GlusterFS 3.0.2 small file read performance benchmark

john at feurix.com (John Feuerstein) · Sat, 27 Feb 2010 19:56:46 +0100

Another thing that makes me wonder is the read-subvolume setting:

> volume afr
>   type cluster/replicate
>   ...
>   option read-subvolume node2
>   ...
> end-volume

So even if we play around and set this to the local node or some remote
node respectively, it won't gain any performance for small files. Looks
like the whole bottleneck for small files is meta-data and the global
namespace lookup.

It would be really great if all of this could be cached within io-cache,
only falling back to a namespace query (and probably locking) if
something wants to write to the file, or if the result is longer than
cache-timeout seconds in the cache. So even if the file has been
renamed, is unlinked, has changed permissions / metadata - simply take
the version of the io-cache until it's invalidated. At least that is
what I would expect the io-cache to do. This will introduce a
discrepancy between the cached file version and the real version in the
global namespace, but isn't that what one would expect from caching...?

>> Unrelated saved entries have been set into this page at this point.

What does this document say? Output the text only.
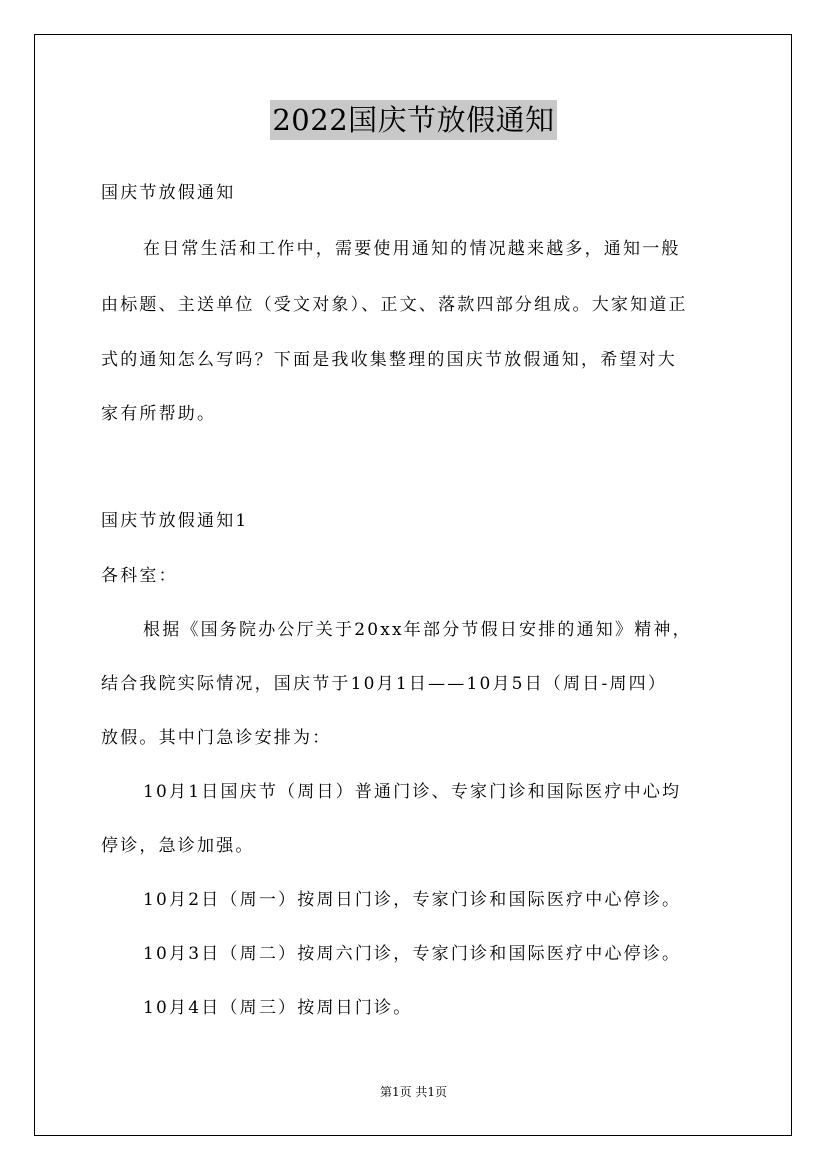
2022国庆节放假通知
国庆节放假通知
在日常生活和工作中，需要使用通知的情况越来越多，通知一般
由标题、主送单位（受文对象）、正文、落款四部分组成。大家知道正
式的通知怎么写吗？下面是我收集整理的国庆节放假通知，希望对大
家有所帮助。
国庆节放假通知1
各科室：
根据《国务院办公厅关于20xx年部分节假日安排的通知》精神，
结合我院实际情况，国庆节于10月1日——10月5日（周日-周四）
放假。其中门急诊安排为：
10月1日国庆节（周日）普通门诊、专家门诊和国际医疗中心均
停诊，急诊加强。
10月2日（周一）按周日门诊，专家门诊和国际医疗中心停诊。
10月3日（周二）按周六门诊，专家门诊和国际医疗中心停诊。
10月4日（周三）按周日门诊。
第1页 共1页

Note that the cache-size was in all tests on all nodes 1024MB, and the
whole set of test-data was ~240MB. Add some meta-data and it's probably
at 250MB. In addition, cache-timeout was 60 seconds, while the whole
test took around 40 seconds.

So *all* of the read-only test could have been served completely by the
io-cache... or am I mistaken here?

I'm trying to understand the poor performance, because network latency
should be eliminated by the cache.

Could some Gluster-Dev please elaborate a bit on that one?

Best Regards,
John